Let’s suppose that the murder of Fabián Gutiérrez really was, as anticipated by the judicial investigation, a cut-and-dried case – that the former president’s secretary was seduced by a youth and fell into the trap of an organisation only out for his money, killing him in those circumstances as cruelly as they did without caring to find any reasons for inflicting such long suffering on their victim. Let’s suppose that it was so, that the entire narrative coming from Santa Cruz until now is real, that the opposition statement really was “dastardly” and that the case should be closed right now, cremating the corpse of Gutiérrez, burying his ashes and forgetting all about him.

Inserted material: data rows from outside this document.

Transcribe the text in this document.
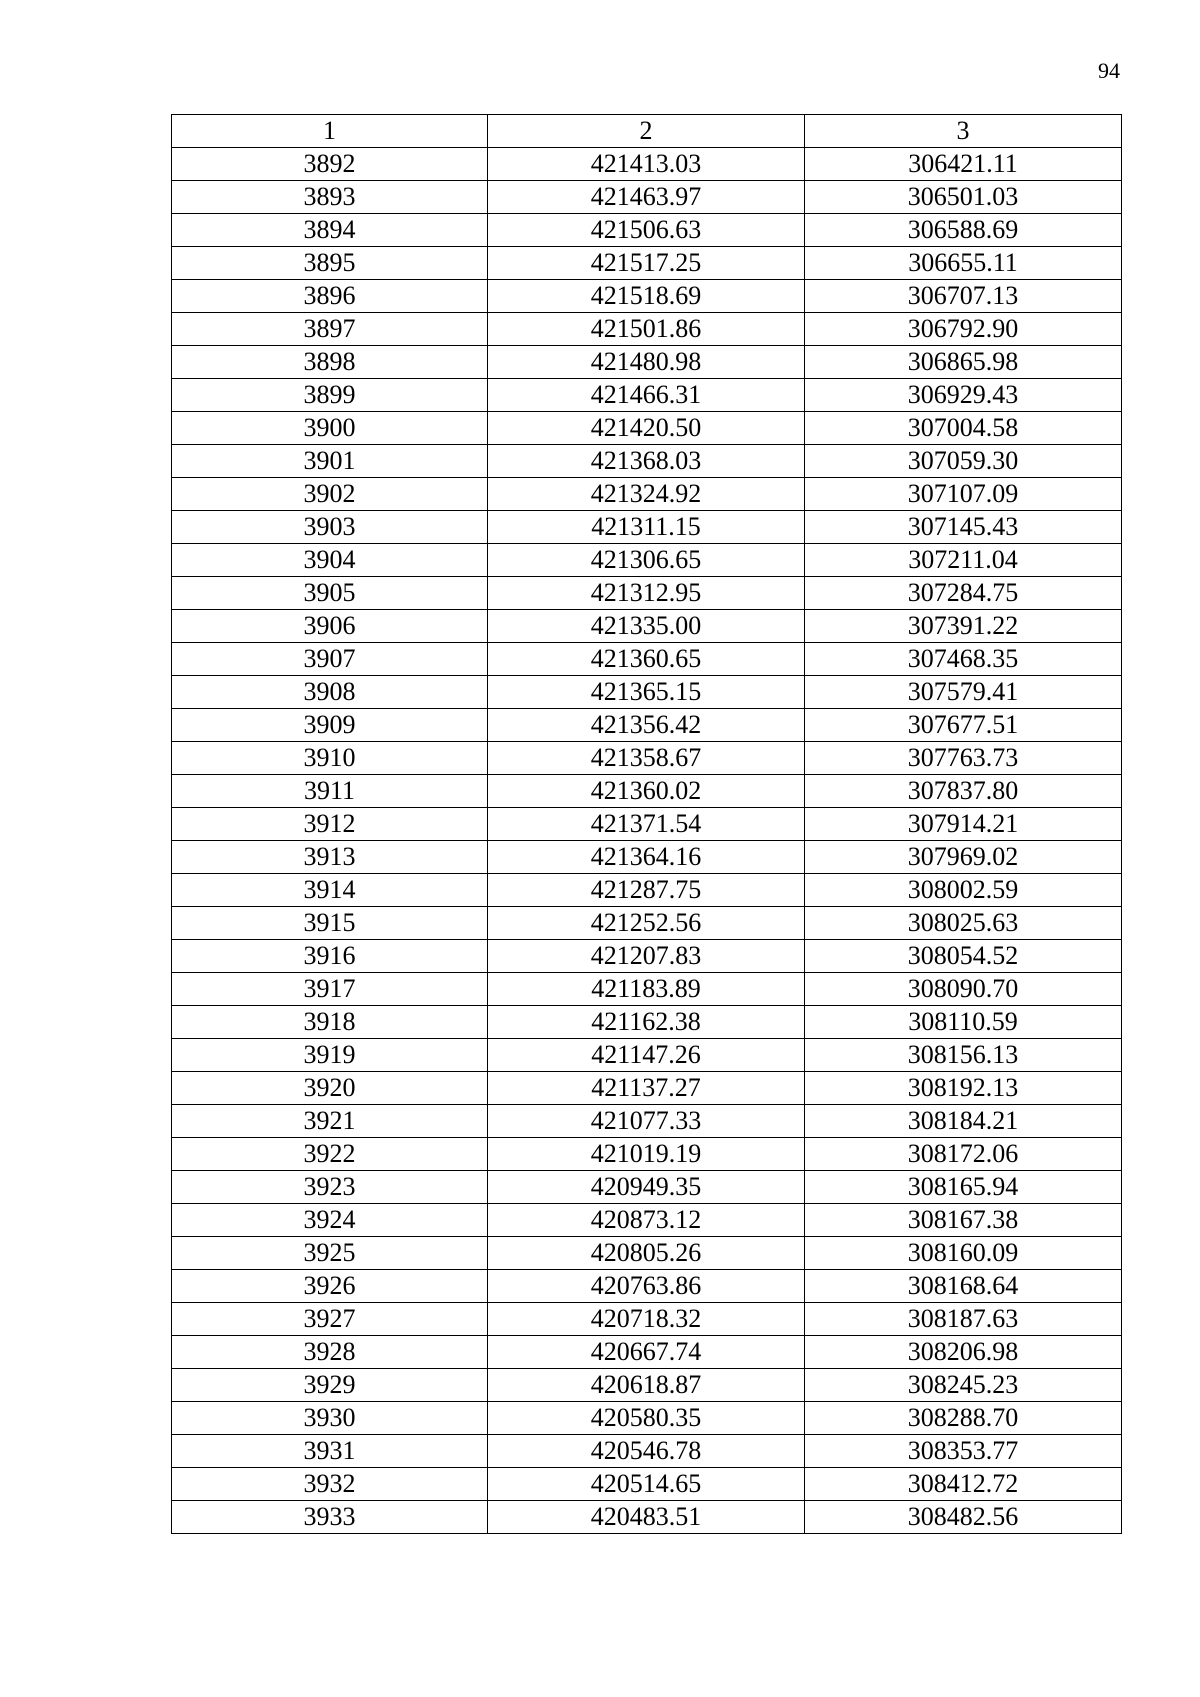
94
1	2	3
3892	421413.03	306421.11
3893	421463.97	306501.03
3894	421506.63	306588.69
3895	421517.25	306655.11
3896	421518.69	306707.13
3897	421501.86	306792.90
3898	421480.98	306865.98
3899	421466.31	306929.43
3900	421420.50	307004.58
3901	421368.03	307059.30
3902	421324.92	307107.09
3903	421311.15	307145.43
3904	421306.65	307211.04
3905	421312.95	307284.75
3906	421335.00	307391.22
3907	421360.65	307468.35
3908	421365.15	307579.41
3909	421356.42	307677.51
3910	421358.67	307763.73
3911	421360.02	307837.80
3912	421371.54	307914.21
3913	421364.16	307969.02
3914	421287.75	308002.59
3915	421252.56	308025.63
3916	421207.83	308054.52
3917	421183.89	308090.70
3918	421162.38	308110.59
3919	421147.26	308156.13
3920	421137.27	308192.13
3921	421077.33	308184.21
3922	421019.19	308172.06
3923	420949.35	308165.94
3924	420873.12	308167.38
3925	420805.26	308160.09
3926	420763.86	308168.64
3927	420718.32	308187.63
3928	420667.74	308206.98
3929	420618.87	308245.23
3930	420580.35	308288.70
3931	420546.78	308353.77
3932	420514.65	308412.72
3933	420483.51	308482.56
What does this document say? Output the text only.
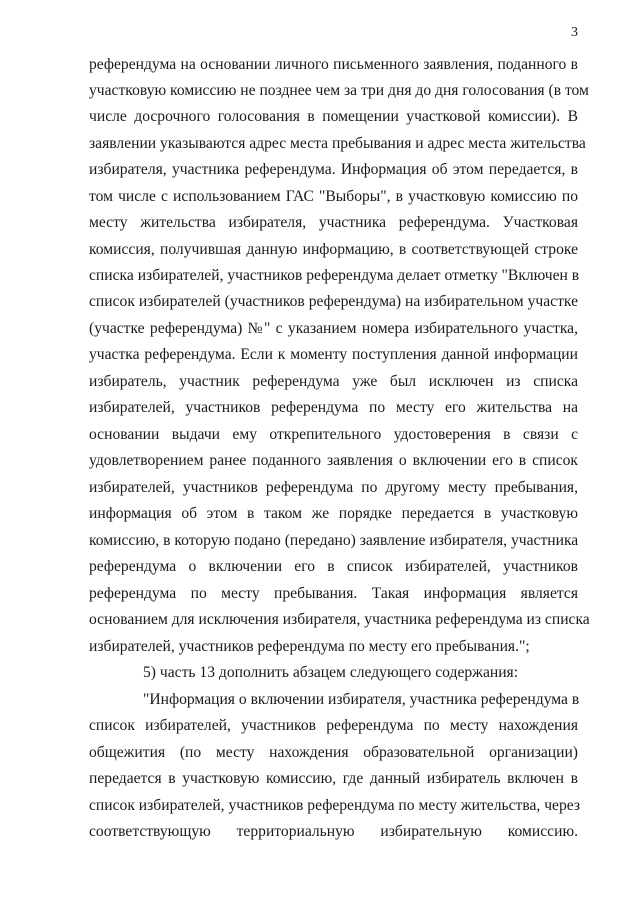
3
референдума на основании личного письменного заявления, поданного в
участковую комиссию не позднее чем за три дня до дня голосования (в том
числе досрочного голосования в помещении участковой комиссии). В
заявлении указываются адрес места пребывания и адрес места жительства
избирателя, участника референдума. Информация об этом передается, в
том числе с использованием ГАС "Выборы", в участковую комиссию по
месту жительства избирателя, участника референдума. Участковая
комиссия, получившая данную информацию, в соответствующей строке
списка избирателей, участников референдума делает отметку "Включен в
список избирателей (участников референдума) на избирательном участке
(участке референдума) №" с указанием номера избирательного участка,
участка референдума. Если к моменту поступления данной информации
избиратель, участник референдума уже был исключен из списка
избирателей, участников референдума по месту его жительства на
основании выдачи ему открепительного удостоверения в связи с
удовлетворением ранее поданного заявления о включении его в список
избирателей, участников референдума по другому месту пребывания,
информация об этом в таком же порядке передается в участковую
комиссию, в которую подано (передано) заявление избирателя, участника
референдума о включении его в список избирателей, участников
референдума по месту пребывания. Такая информация является
основанием для исключения избирателя, участника референдума из списка
избирателей, участников референдума по месту его пребывания.";
5) часть 13 дополнить абзацем следующего содержания:
"Информация о включении избирателя, участника референдума в
список избирателей, участников референдума по месту нахождения
общежития (по месту нахождения образовательной организации)
передается в участковую комиссию, где данный избиратель включен в
список избирателей, участников референдума по месту жительства, через
соответствующую территориальную избирательную комиссию.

Even then, there is one case which can never be closed: is Santa Cruz the nation promised to us by Kirchnerismo? In that case, what remains exposed is Santa Cruz. A quasi-feudal provincial model where a tiny group of families has administered power for 30 years without interruption. With the world’s most fraudulent electoral law – the Ley de Lemas combined primary-election system – and a specious mingling of powers. The prosecutor is the daughter of the governor, who in turn is the ex-president’s sister-in-law, while the judge investigating the case is an ex-militant of the party of them both. Meanwhile, the main suspect is the grandson of the notary who rubberstamped the sale of thousands of square metres of former airport site by the former president (husband of the current vice-president), who also bought up some of that terrain for peanuts. And, of course, the victim of the crime was no more or less than the last private secretary of Cristina Fernández de Kirchner in her presidency, who had denounced her in court as a whistleblower, explaining the presumed cash flow mechanism of ex-president Néstor Kirchner, who only trusted his secretary, Daniel Muñoz, who is also dead.
Get it? The problem is not any public suspicion of the ex-president because nobody in their right mind could believe her capable of ordering the killing of anybody. Or if many so think, that’s not my case. The problem is the crass Santa Cruz power system, which nobody (not even ultra-Kirchnerites) can ignore.
Does Santa Cruz have an inquisitorial criminal justice system? How is that possible with absolute and automatic majorities for Kirchnerismo in the last 30 years? Does Santa Cruz elect its governors and mayors with the fraudulent Ley de Lemas? How is it possible that in 30 years of continuous government Kirchnerismo has not changed this system for a simpler one, less turbid and more representative of the popular will?
Are the judges ex-officials, the prosecutors the children of governors, the defence lawyers (as in the Gutiérrez case) ex-prosecutors of the same justice system in which the governments are the owners of the proposals, appointments and approvals of those judges? This is not just another crime, it’s a crime in El Calafate, the dreamland of the most powerful marriage in 21st century Argentine politics thus far. It is also the murder of a multimillionaire who could never explain how and who was indicted in a case in which he would have to testify when it goes to trial in Buenos Aires.
So, going back to the start, supposing Cristina has nothing to do with the Gutiérrez crime, the problem is no longer that – the problem is the province. Its mediaeval laws, its promiscuous relations, its anachronistic systems, its blatantly illegal business, the inexplicable mansions, the hotels built with funds of unknown origin – all in all, Santa Cruz is an archaic scenario with a dangerous political centralisation and a scary scope for discretion. That’s why nobody believes in the hypothesis of the judge nor in the motives for the crime because the tragedy is Santa Cruz apart from the cruel murder of Mr Gutierrez.
When Kirchnerismo poses as the proprietor of progressive values concentrating all centre-left thought in Argentina, it omits the presentation of its original work, its main calling card: Santa Cruz. A province with almost nothing democratic about it, where the economy is concentrated into the hands of those who govern and where individual liberties, whether we like it or not, depends on a small group of people who have a total grip on power.
It’s not Gutiérrez, it’s Santa Cruz – and that’s far too obvious.